I have never been good with finances. It’s time I changed that.

Even up until today, I have had the urge to buy something online. I don’t know how, or why it happened, but I questioned if I needed said product – I didn’t. So, I didn’t purchase it. It’s strange, today’s society at least the consumerism part, encourages to spend. I bought into this for a long time. Somewhere along the way, I equated having things would make me happy. This never happened. It took me a long time, but I see this as the fallacy it is.

In-fact since I have moved a lot over the years, every year, or two, I purge the things I haven’t used or seen over the year, or so. It’s my way to prevent hoarding. I either give it away to others or donate it to the needy.
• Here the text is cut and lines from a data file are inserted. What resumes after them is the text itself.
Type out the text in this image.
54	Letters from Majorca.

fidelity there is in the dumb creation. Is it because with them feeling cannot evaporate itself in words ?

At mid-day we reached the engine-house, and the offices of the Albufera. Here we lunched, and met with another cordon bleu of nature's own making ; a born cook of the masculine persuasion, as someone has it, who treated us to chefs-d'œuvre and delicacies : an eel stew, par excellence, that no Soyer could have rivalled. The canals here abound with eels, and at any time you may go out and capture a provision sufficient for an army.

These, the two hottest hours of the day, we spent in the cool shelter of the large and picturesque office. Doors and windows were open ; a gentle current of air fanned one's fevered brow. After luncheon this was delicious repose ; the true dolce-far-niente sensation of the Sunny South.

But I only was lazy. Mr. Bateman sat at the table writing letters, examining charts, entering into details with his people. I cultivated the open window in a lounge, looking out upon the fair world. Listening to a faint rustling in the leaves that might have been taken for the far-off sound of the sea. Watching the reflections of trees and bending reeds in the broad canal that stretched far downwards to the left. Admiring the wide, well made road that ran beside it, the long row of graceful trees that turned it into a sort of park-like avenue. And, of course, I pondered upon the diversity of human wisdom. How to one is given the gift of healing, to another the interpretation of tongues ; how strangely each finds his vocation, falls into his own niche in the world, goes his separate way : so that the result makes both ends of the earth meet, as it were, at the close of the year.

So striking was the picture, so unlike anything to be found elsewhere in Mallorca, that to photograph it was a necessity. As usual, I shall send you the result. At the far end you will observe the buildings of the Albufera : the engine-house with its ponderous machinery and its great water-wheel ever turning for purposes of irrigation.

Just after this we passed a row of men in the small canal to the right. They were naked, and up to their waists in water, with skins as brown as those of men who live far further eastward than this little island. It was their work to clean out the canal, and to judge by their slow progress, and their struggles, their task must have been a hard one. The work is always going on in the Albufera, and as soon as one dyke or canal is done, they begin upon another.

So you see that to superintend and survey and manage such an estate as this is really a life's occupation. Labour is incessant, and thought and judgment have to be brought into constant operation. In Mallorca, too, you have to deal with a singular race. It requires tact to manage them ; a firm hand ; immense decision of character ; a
Today is a new day, and it has provided me with a new insight (at least for me): Do I want or do I need? Today, I have decided to go with need from here onward.  With this change there is another skill that I wish to learn and to master – my finances. I want to become better with this.  I do so for practical purposes; first my partner is retiring next year and second I won’t be too far behind (in about 2.5 years). Also, we have decided to sell our condo and purchase further outside the Greater Vancouver Area (buy sell high and buy lower kind of thing). With these changes, I realize that we won’t have the income we currently enjoy. I need to make changes, and so, I might as well start now.

I, also, realized that I was buying stuff in the hope it made me feel better, and to be truthful, the action of buying things does make me feel better though this turns out to be only momentary, fleeting, and transient. The endorphins I feel are here in one moment and gone the next.

I am learning, and as I always have since the being of my existence, I am learning the hard way. It’s a start. Actually, I am considering this to be my new beginning.